Electric or manual starter?

 

Warning: I will be biased on this topic. I have backpain and I try to save every kilogram possible. Electric starter is about 1.5-2kg more and I believe they do not add value.

 

Cross-country cruiser:

You will probably end up with a small motor (80-130cc) and these are easy to start. So saving those 2kg for electric starter will allow you to take 2.5 litres more fuel. So I would rather have a slightly less comfort at the start and then have almost one hour more airtime. Besides, most of the small engines are not even available with electric start so your dilemma is solved.

 

Low-level fun/slalom addict:

You will need a powerfull motor and your paramotor will be heavy. So add the electric only if it is very hard to start the manual. I would say anything up to 200cc is OK to start manually. Larger motors would need electric.

 

Acro madman:

Acro pilots tend to turn their engine off for their stunts. Even if they do not, sometimes the engines stops itself. Engines with no clutch rotate at idle.
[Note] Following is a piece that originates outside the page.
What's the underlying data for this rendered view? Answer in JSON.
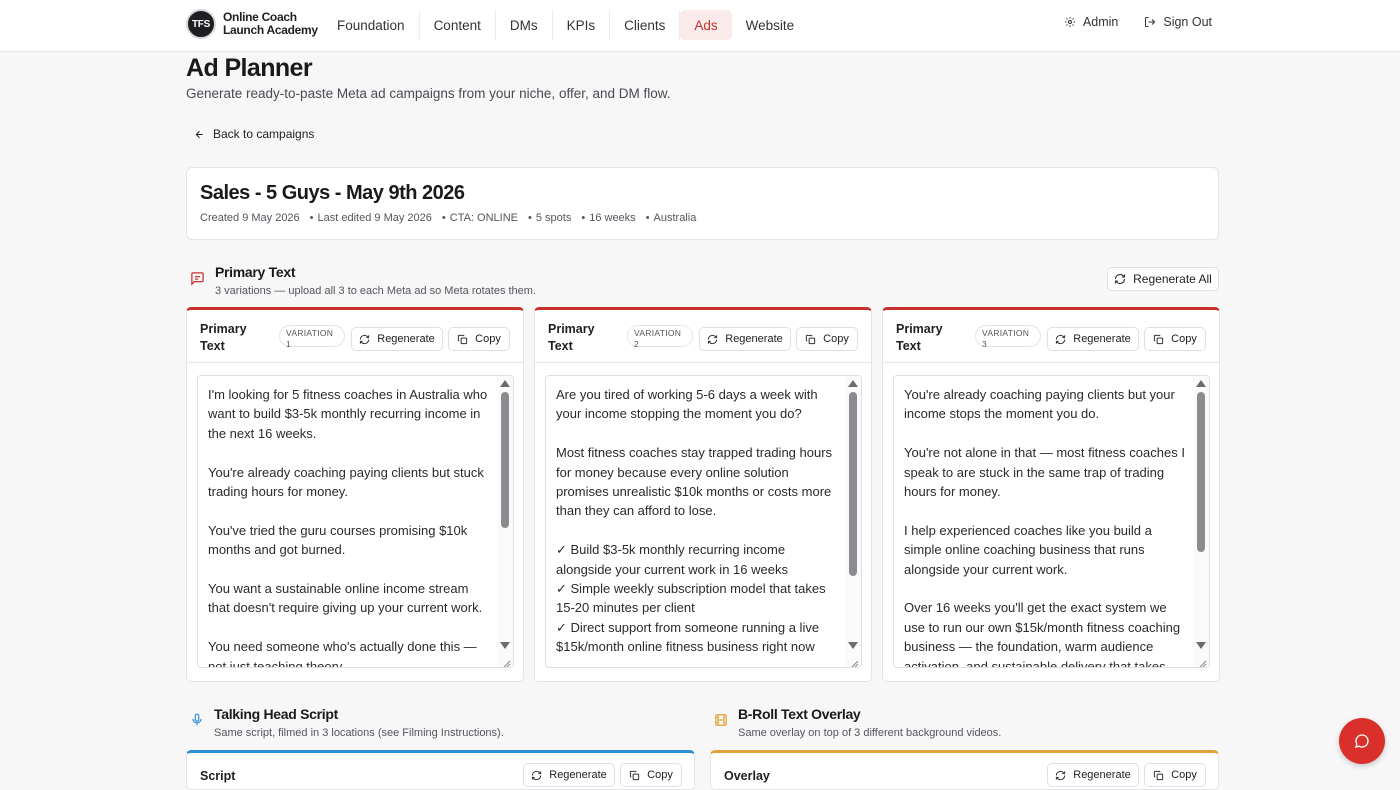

During SAT maneuver the pilot and paramotor actually fly backwards and backward airflow brakes the prop and may stall the engine. In such cases the pilot may need to restart the engine quickly. Having a button is handy.

 

Thermalling:

For thermalling it does not really make a difference. Maybe electric would be better as after a long flight with motor off the engine cools down and is harder to start. But once fuel evaporates from your carburetor after long flight, you may not  be able to restart the engine either. On the other hand, for thermalling a small engine is perfectly sufficient and these come with manual starters anyway so your dilemma is solved. These engines usually have choke so you could assemble a wire to operate it in flight and you could restart your engine easily even after longer periond.